I am sorry what they did to you. I am in germany and was abused from psychiatrists too but not injected constantly with antidepr drugs.
You also could write on reddit r/therapyabuse or r/antipsychiatry or if you are a woman I recommend r/antipsychiatrywomen too.
I had 1 year long fluoxetin and fluvoxamin (2016) but I put them into the toilet after I was back at home and after 2 weeks I survived the side effects. 2024 the ill nurses from asylum injected me for sedation because one disliked me.
i suffer from disability (fetal alcohol syndrom) and was bullied or ignored by others since I am alive for it that's why I was put into asylum the first time.
Psychology/Psychiatry is a humans rights violation and more like Synthology or religion. Since many years now they use vulnerable people (poor, bullied, unemployed, disabled, discriminated) to make money out of us. mental illness doesn't exist it is a big scam and I assume many know this but they don't care because people like me are so vulnerable and worthless in their eyes because I only could live from welfare.

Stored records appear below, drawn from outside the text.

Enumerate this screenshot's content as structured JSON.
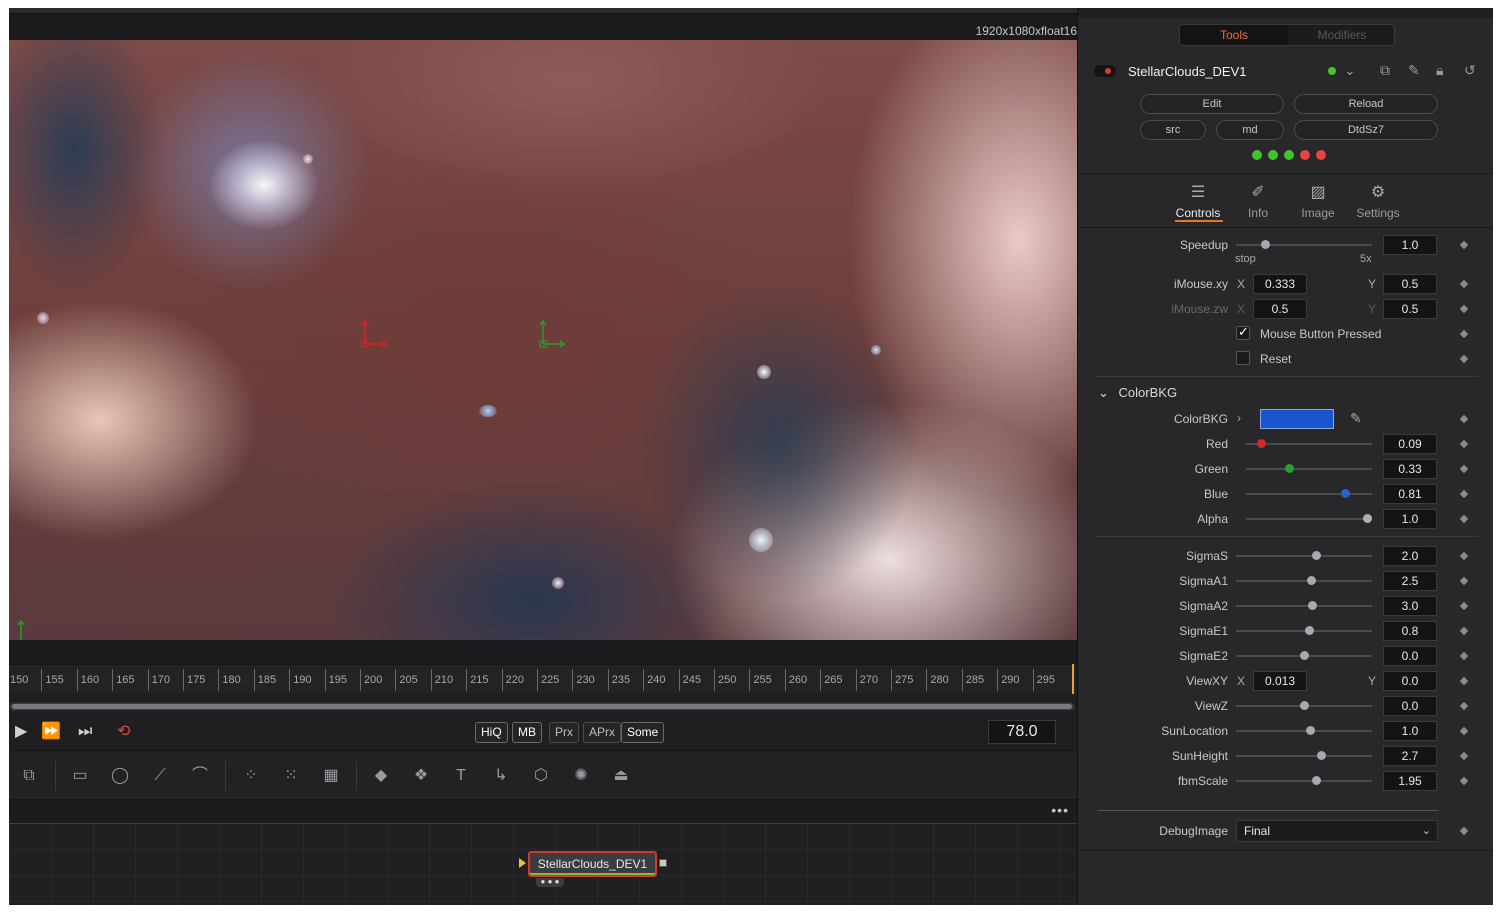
{
  "viewer": {
    "resolution": "1920x1080xfloat16"
  },
  "timeline": {
    "ticks": [
      "150",
      "155",
      "160",
      "165",
      "170",
      "175",
      "180",
      "185",
      "190",
      "195",
      "200",
      "205",
      "210",
      "215",
      "220",
      "225",
      "230",
      "235",
      "240",
      "245",
      "250",
      "255",
      "260",
      "265",
      "270",
      "275",
      "280",
      "285",
      "290",
      "295"
    ],
    "current_frame": "78.0"
  },
  "transport": {
    "quality_buttons": [
      "HiQ",
      "MB",
      "Prx",
      "APrx",
      "Some"
    ]
  },
  "toolbar": {
    "icons": [
      "transform-icon",
      "rectangle-mask-icon",
      "ellipse-mask-icon",
      "polygon-mask-icon",
      "bspline-mask-icon",
      "particle-emitter-icon",
      "particle-render-icon",
      "particle-style-icon",
      "shape-3d-icon",
      "merge-3d-icon",
      "text-3d-icon",
      "camera-3d-icon",
      "render-3d-icon",
      "light-3d-icon",
      "image-plane-icon"
    ]
  },
  "flow": {
    "node_name": "StellarClouds_DEV1"
  },
  "inspector": {
    "tabs": {
      "tools": "Tools",
      "modifiers": "Modifiers"
    },
    "node_name": "StellarClouds_DEV1",
    "buttons": {
      "edit": "Edit",
      "reload": "Reload",
      "src": "src",
      "md": "md",
      "dtdsz7": "DtdSz7"
    },
    "status_dots": [
      "#3ec42a",
      "#3ec42a",
      "#3ec42a",
      "#e8463a",
      "#e8463a"
    ],
    "sub_tabs": {
      "controls": "Controls",
      "info": "Info",
      "image": "Image",
      "settings": "Settings"
    },
    "speedup": {
      "label": "Speedup",
      "value": "1.0",
      "min_label": "stop",
      "max_label": "5x",
      "fraction": 0.2
    },
    "imouse_xy": {
      "label": "iMouse.xy",
      "x_axis": "X",
      "x": "0.333",
      "y_axis": "Y",
      "y": "0.5"
    },
    "imouse_zw": {
      "label": "iMouse.zw",
      "x_axis": "X",
      "x": "0.5",
      "y_axis": "Y",
      "y": "0.5"
    },
    "mouse_button": {
      "label": "Mouse Button Pressed",
      "checked": true
    },
    "reset": {
      "label": "Reset",
      "checked": false
    },
    "group": "ColorBKG",
    "colorbkg": {
      "label": "ColorBKG",
      "swatch": "#1a55d0"
    },
    "red": {
      "label": "Red",
      "value": "0.09",
      "fraction": 0.09,
      "color": "#d02a2a"
    },
    "green": {
      "label": "Green",
      "value": "0.33",
      "fraction": 0.33,
      "color": "#2aa02a"
    },
    "blue": {
      "label": "Blue",
      "value": "0.81",
      "fraction": 0.81,
      "color": "#2a60d0"
    },
    "alpha": {
      "label": "Alpha",
      "value": "1.0",
      "fraction": 1.0,
      "color": "#b0b0b4"
    },
    "sigma_s": {
      "label": "SigmaS",
      "value": "2.0",
      "fraction": 0.6
    },
    "sigma_a1": {
      "label": "SigmaA1",
      "value": "2.5",
      "fraction": 0.56
    },
    "sigma_a2": {
      "label": "SigmaA2",
      "value": "3.0",
      "fraction": 0.57
    },
    "sigma_e1": {
      "label": "SigmaE1",
      "value": "0.8",
      "fraction": 0.54
    },
    "sigma_e2": {
      "label": "SigmaE2",
      "value": "0.0",
      "fraction": 0.5
    },
    "view_xy": {
      "label": "ViewXY",
      "x_axis": "X",
      "x": "0.013",
      "y_axis": "Y",
      "y": "0.0"
    },
    "view_z": {
      "label": "ViewZ",
      "value": "0.0",
      "fraction": 0.5
    },
    "sun_location": {
      "label": "SunLocation",
      "value": "1.0",
      "fraction": 0.55
    },
    "sun_height": {
      "label": "SunHeight",
      "value": "2.7",
      "fraction": 0.64
    },
    "fbm_scale": {
      "label": "fbmScale",
      "value": "1.95",
      "fraction": 0.6
    },
    "debug_image": {
      "label": "DebugImage",
      "value": "Final"
    }
  }
}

They create us as pigs for them somehow.
the people around me discriminate me for my looks and body odor and my social class (I am poor) too, but they also dislike me for not having any skills. If they would behave friendly and supportive I would not be here or in my room since months without going outside and fully alone everyday with everything since years (i am now 30). I never had any friends or any real support from family or state. only my mother who is abusive brings me sometimes some food at the closed door we don't talk. She is the reason why I was send into asylum too, not just society. She is as ill and cruel as my father but he is slightly worse. Both are disabled alcohol addicts but he abandoned the family and never payed me anything, he doesn't care and is still alive. He has a good life. My mother comparet to this just ugly and poor, jobless.
This year they cut me off from welfare too, it is very hopeless to be alive, they won't let me live. The only money I have got was 200 euro from my mother because without it I would not even have some internet.
There is nothing to do in life when middle class people discriminate you so much and take your rights away, pretend you deserve it to be poor and homeless. The only way is to be a criminal. I only have such people around me sadly who dislike me just for my face often. I wish they would die out soon, so I can do what I want.
The worst thing is people near me know about the diagnoses and make now more fun over me. I will never get any good job. I need to move but can't without any help. No matter where I was in this state, I was seen by the normal people who are sadly 99% in every public space as crazy, dumb, ugly, trans, lesbian, dangerous or clown.
I was never a part of this society. I hate these people so much for ruining my life and pressuring me into such situations. I feel often lonely, helpless, boredom, deep sadness and anger. There is nobody who tells me anything good outside of perplexity.ai. This is the only thing that helped me a little.